Small streams are seen everywhere across the US, but their role in keeping our nation’s waterways healthy can be easily forgotten. According to the Environmental Protection Agency, approximately 117 million people get some of their drinking water from sources that rely on streams. Many people directly rely on streams to provide for their drinking water, but they also play many hidden roles in keeping ecosystems intact and supporting our economy.
Streams provide habitats that a key to plant and animal wildlife across the nation. These habitats formed by streams help species flourish due to having spawning areas, food to eat, and shelter all in a small area. Without streams, these animals would be hard pressed to find other areas to survive in.

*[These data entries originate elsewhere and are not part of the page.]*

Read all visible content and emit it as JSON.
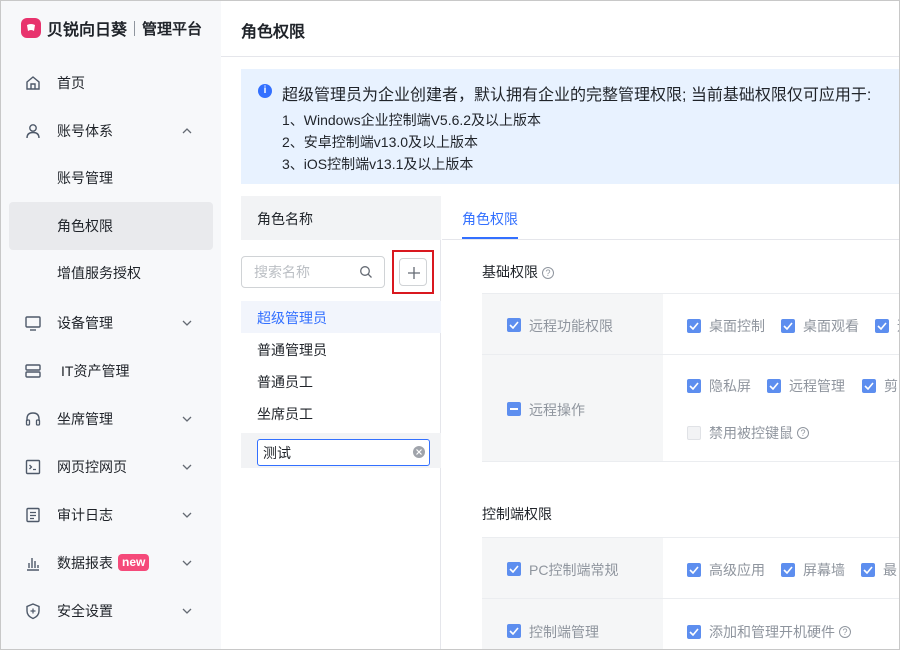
{
  "brand": {
    "name": "贝锐向日葵",
    "subtitle": "管理平台"
  },
  "sidebar": {
    "items": [
      {
        "label": "首页",
        "icon": "home-icon"
      },
      {
        "label": "账号体系",
        "icon": "user-icon",
        "expanded": true,
        "children": [
          {
            "label": "账号管理"
          },
          {
            "label": "角色权限",
            "active": true
          },
          {
            "label": "增值服务授权"
          }
        ]
      },
      {
        "label": "设备管理",
        "icon": "monitor-icon"
      },
      {
        "label": "IT资产管理",
        "icon": "server-icon"
      },
      {
        "label": "坐席管理",
        "icon": "headset-icon"
      },
      {
        "label": "网页控网页",
        "icon": "web-terminal-icon"
      },
      {
        "label": "审计日志",
        "icon": "log-icon"
      },
      {
        "label": "数据报表",
        "icon": "bar-chart-icon",
        "badge": "new"
      },
      {
        "label": "安全设置",
        "icon": "shield-icon"
      }
    ]
  },
  "page": {
    "title": "角色权限"
  },
  "notice": {
    "main": "超级管理员为企业创建者，默认拥有企业的完整管理权限; 当前基础权限仅可应用于:",
    "lines": [
      "1、Windows企业控制端V5.6.2及以上版本",
      "2、安卓控制端v13.0及以上版本",
      "3、iOS控制端v13.1及以上版本"
    ]
  },
  "roles": {
    "header": "角色名称",
    "search_placeholder": "搜索名称",
    "items": [
      "超级管理员",
      "普通管理员",
      "普通员工",
      "坐席员工"
    ],
    "selected": "超级管理员",
    "editing_value": "测试"
  },
  "permissions": {
    "tab": "角色权限",
    "basic": {
      "title": "基础权限",
      "rows": [
        {
          "category": "远程功能权限",
          "state": "checked",
          "options": [
            {
              "label": "桌面控制",
              "state": "checked"
            },
            {
              "label": "桌面观看",
              "state": "checked"
            },
            {
              "label": "远",
              "state": "checked"
            }
          ]
        },
        {
          "category": "远程操作",
          "state": "partial",
          "options": [
            {
              "label": "隐私屏",
              "state": "checked"
            },
            {
              "label": "远程管理",
              "state": "checked"
            },
            {
              "label": "剪",
              "state": "checked"
            },
            {
              "label": "禁用被控键鼠",
              "state": "unchecked"
            }
          ]
        }
      ]
    },
    "console": {
      "title": "控制端权限",
      "rows": [
        {
          "category": "PC控制端常规",
          "state": "checked",
          "options": [
            {
              "label": "高级应用",
              "state": "checked"
            },
            {
              "label": "屏幕墙",
              "state": "checked"
            },
            {
              "label": "最",
              "state": "checked"
            }
          ]
        },
        {
          "category": "控制端管理",
          "state": "checked",
          "options": [
            {
              "label": "添加和管理开机硬件",
              "state": "checked"
            }
          ]
        }
      ]
    }
  },
  "colors": {
    "accent": "#3370ff",
    "brand": "#e8336d",
    "badge": "#f54a7a",
    "highlight_border": "#d9181f"
  }
}
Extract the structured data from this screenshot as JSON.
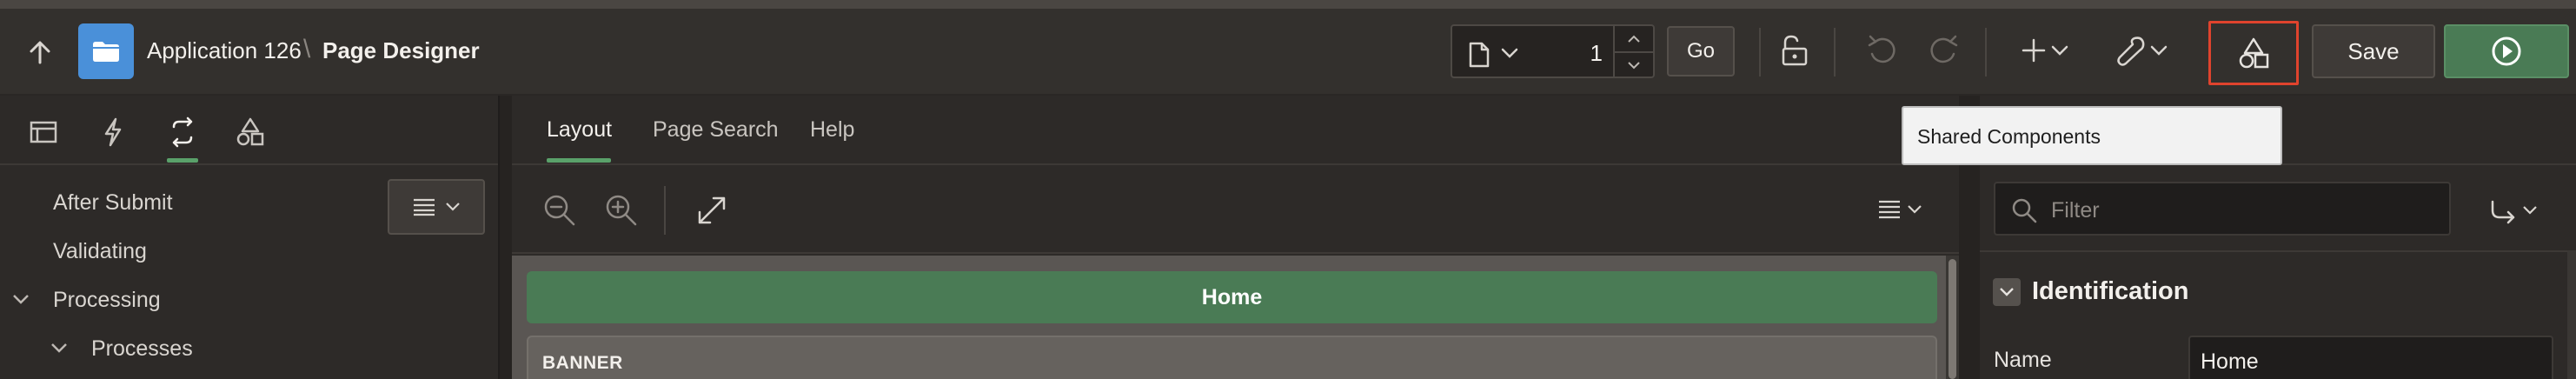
{
  "header": {
    "app_title": "Application 126",
    "separator": "\\",
    "page_title": "Page Designer",
    "page_number": "1",
    "go_label": "Go",
    "save_label": "Save"
  },
  "tooltip": {
    "text": "Shared Components"
  },
  "left_panel": {
    "tree": {
      "after_submit": "After Submit",
      "validating": "Validating",
      "processing": "Processing",
      "processes": "Processes"
    }
  },
  "center_panel": {
    "tabs": [
      "Layout",
      "Page Search",
      "Help"
    ],
    "canvas": {
      "home": "Home",
      "banner": "BANNER"
    }
  },
  "right_panel": {
    "filter_placeholder": "Filter",
    "section_title": "Identification",
    "name_label": "Name",
    "name_value": "Home"
  },
  "colors": {
    "accent_green": "#4a7b55",
    "highlight_red": "#e0432d",
    "app_icon_blue": "#4a90d9"
  },
  "icons": {
    "header": [
      "up-arrow-icon",
      "folder-icon",
      "page-icon",
      "lock-icon",
      "undo-icon",
      "redo-icon",
      "plus-icon",
      "wrench-icon",
      "shapes-icon",
      "play-icon"
    ],
    "left_tabs": [
      "rendering-icon",
      "dynamic-actions-icon",
      "processing-icon",
      "shared-components-icon"
    ]
  }
}
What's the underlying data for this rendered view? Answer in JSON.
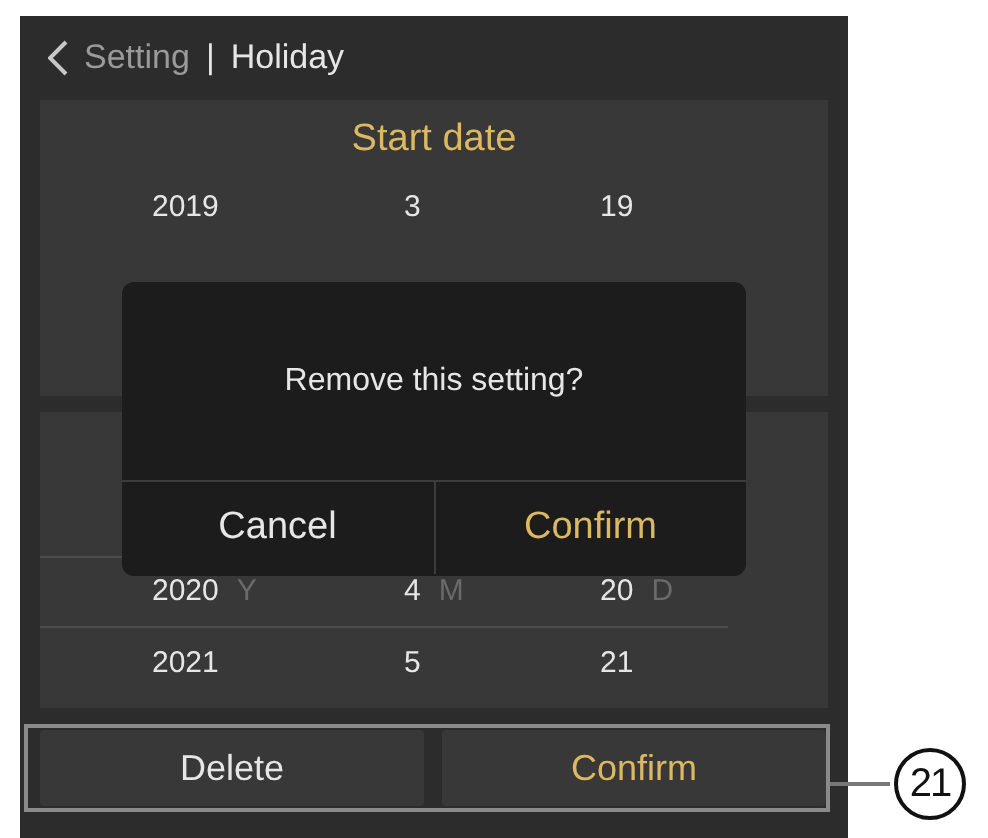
{
  "header": {
    "back": "Setting",
    "separator": "|",
    "title": "Holiday"
  },
  "start_date": {
    "title": "Start date",
    "rows": [
      {
        "selected": false,
        "cells": [
          {
            "value": "2019"
          },
          {
            "value": "3"
          },
          {
            "value": "19"
          }
        ]
      }
    ]
  },
  "end_date": {
    "rows": [
      {
        "selected": true,
        "cells": [
          {
            "value": "2020",
            "unit": "Y"
          },
          {
            "value": "4",
            "unit": "M"
          },
          {
            "value": "20",
            "unit": "D"
          }
        ]
      },
      {
        "selected": false,
        "cells": [
          {
            "value": "2021"
          },
          {
            "value": "5"
          },
          {
            "value": "21"
          }
        ]
      }
    ]
  },
  "buttons": [
    {
      "label": "Delete",
      "kind": "plain"
    },
    {
      "label": "Confirm",
      "kind": "accent"
    }
  ],
  "dialog": {
    "message": "Remove this setting?",
    "buttons": [
      {
        "label": "Cancel",
        "kind": "plain"
      },
      {
        "label": "Confirm",
        "kind": "accent"
      }
    ]
  },
  "callout": "21"
}
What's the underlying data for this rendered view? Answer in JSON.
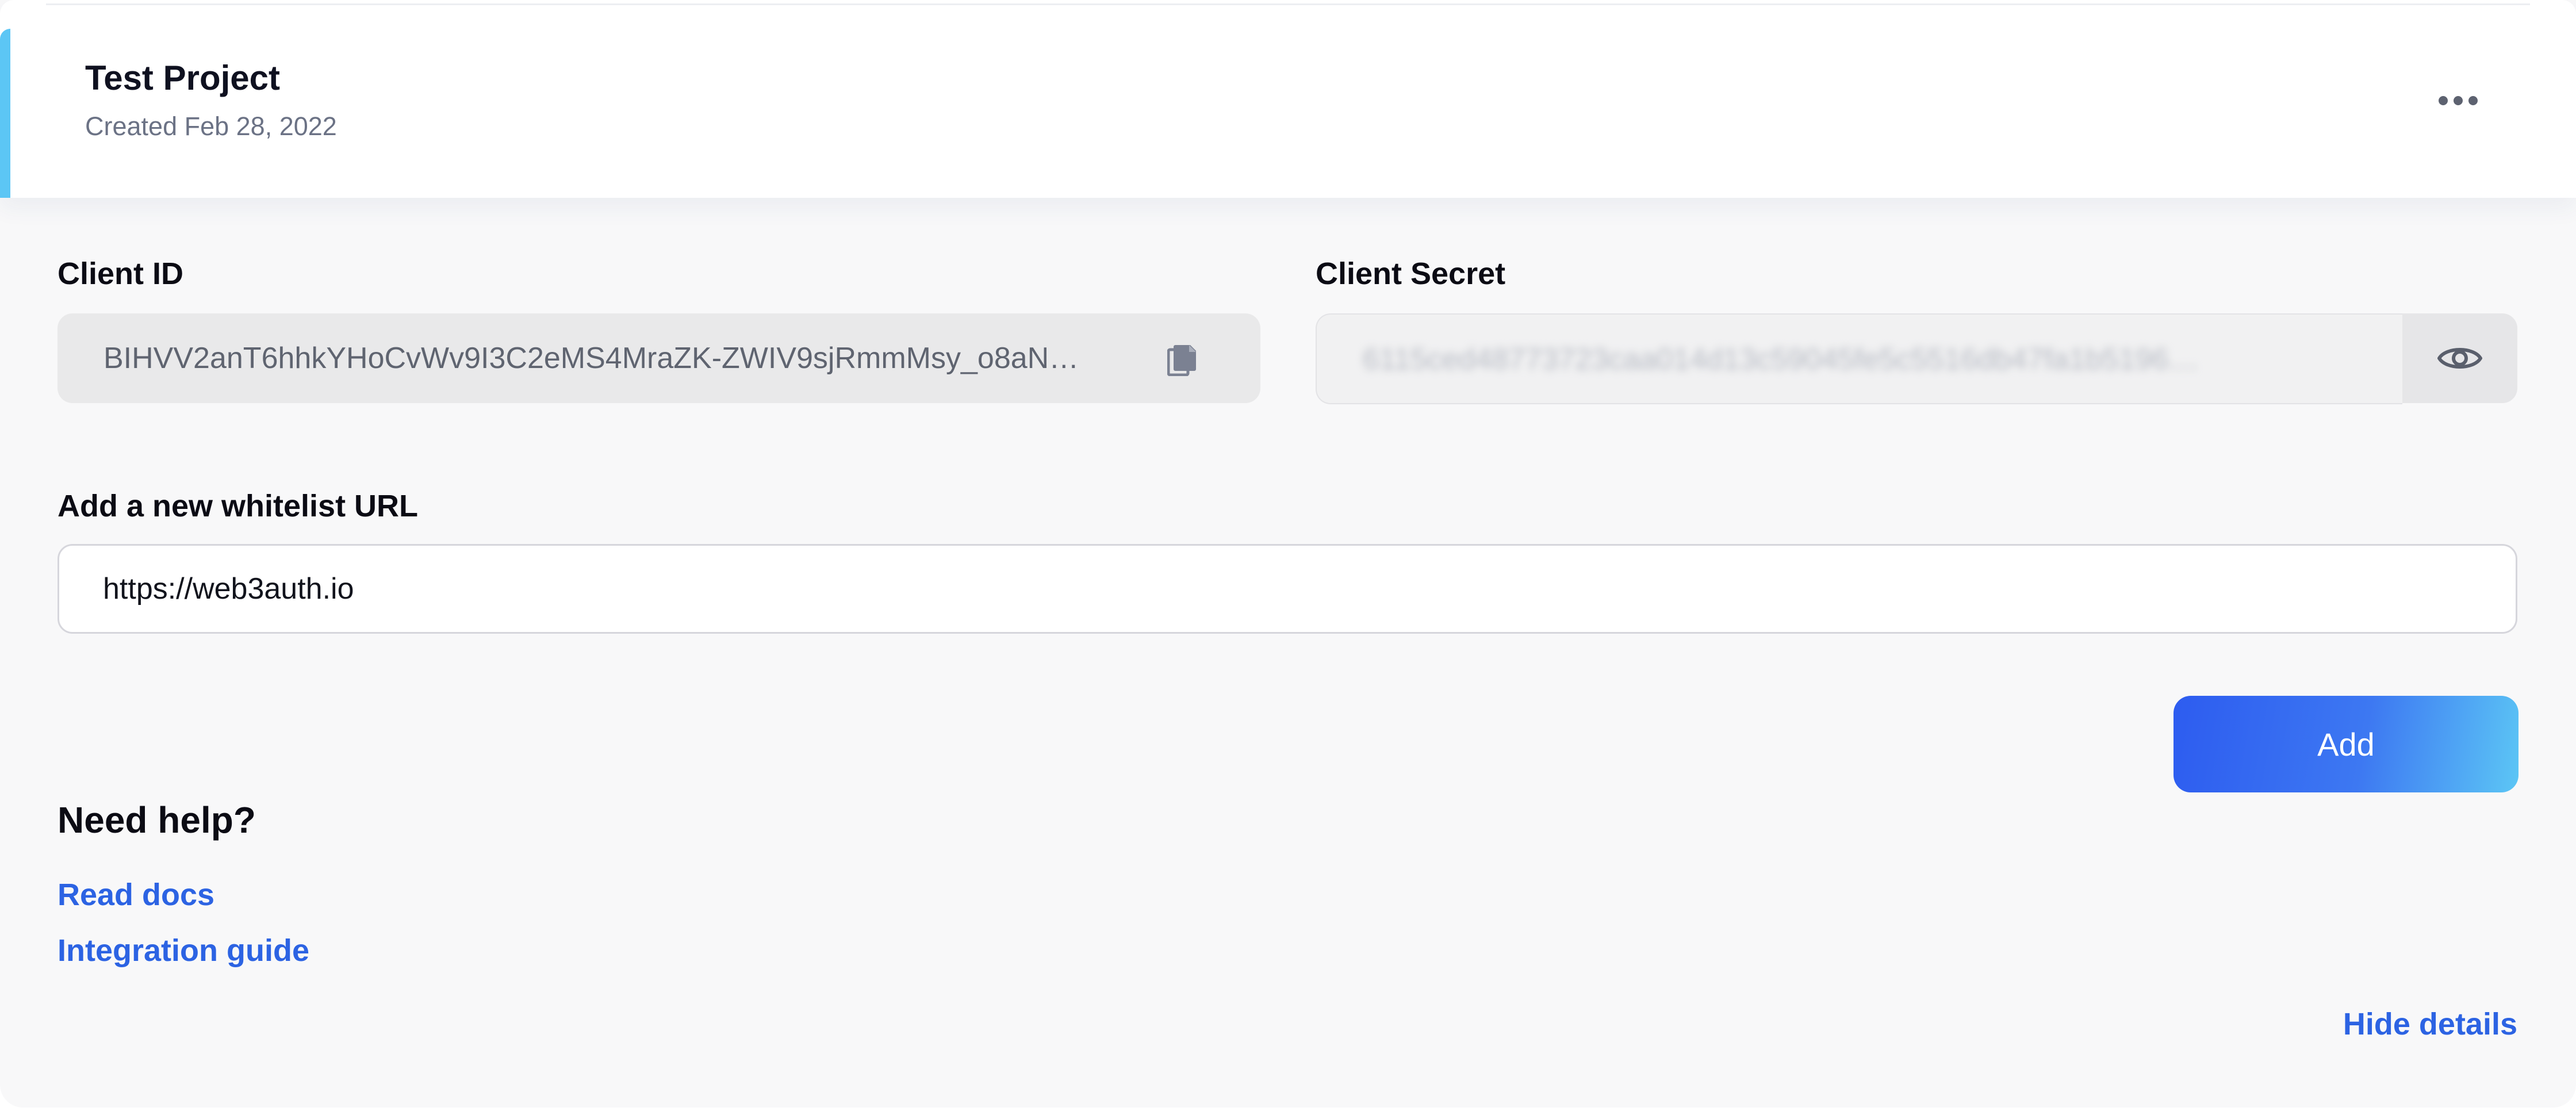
{
  "project": {
    "title": "Test Project",
    "created": "Created Feb 28, 2022",
    "accent_color": "#5cc6f5"
  },
  "icons": {
    "more": "ellipsis-horizontal-icon",
    "copy": "copy-icon",
    "reveal": "eye-icon"
  },
  "client_id": {
    "label": "Client ID",
    "value": "BIHVV2anT6hhkYHoCvWv9I3C2eMS4MraZK-ZWIV9sjRmmMsy_o8aN…"
  },
  "client_secret": {
    "label": "Client Secret",
    "value": "6115ced48773723caa014d13c59045fe5c5516db47fa1b5196…"
  },
  "whitelist": {
    "label": "Add a new whitelist URL",
    "value": "https://web3auth.io",
    "add_label": "Add"
  },
  "help": {
    "heading": "Need help?",
    "read_docs": "Read docs",
    "integration_guide": "Integration guide"
  },
  "footer": {
    "hide_details": "Hide details"
  },
  "colors": {
    "link": "#2c63e3",
    "button_gradient_start": "#2d5cf0",
    "button_gradient_end": "#5cc6f5"
  }
}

Protecting streams is in the best interest in safeguarding the future of fishing, hunting, agriculture and recreational usage. According to the EPA, the commercial salmon fishery was worth $555 million, and $1.8 billion dollars were spent on hunting migratory birds. Manufacturing and recreational usage also rely partly on streams, requiring fresh water to run plants and businesses and to irrigate crops for farms.
It is in the best interest of the nation to preserve our streams. Although perceived as small, these streams provide an abundance of fresh water that is key to maintaining ecosystems and economies across the nation. Maintaining these streams and protecting them from pollution can serve millions of people in countless ways.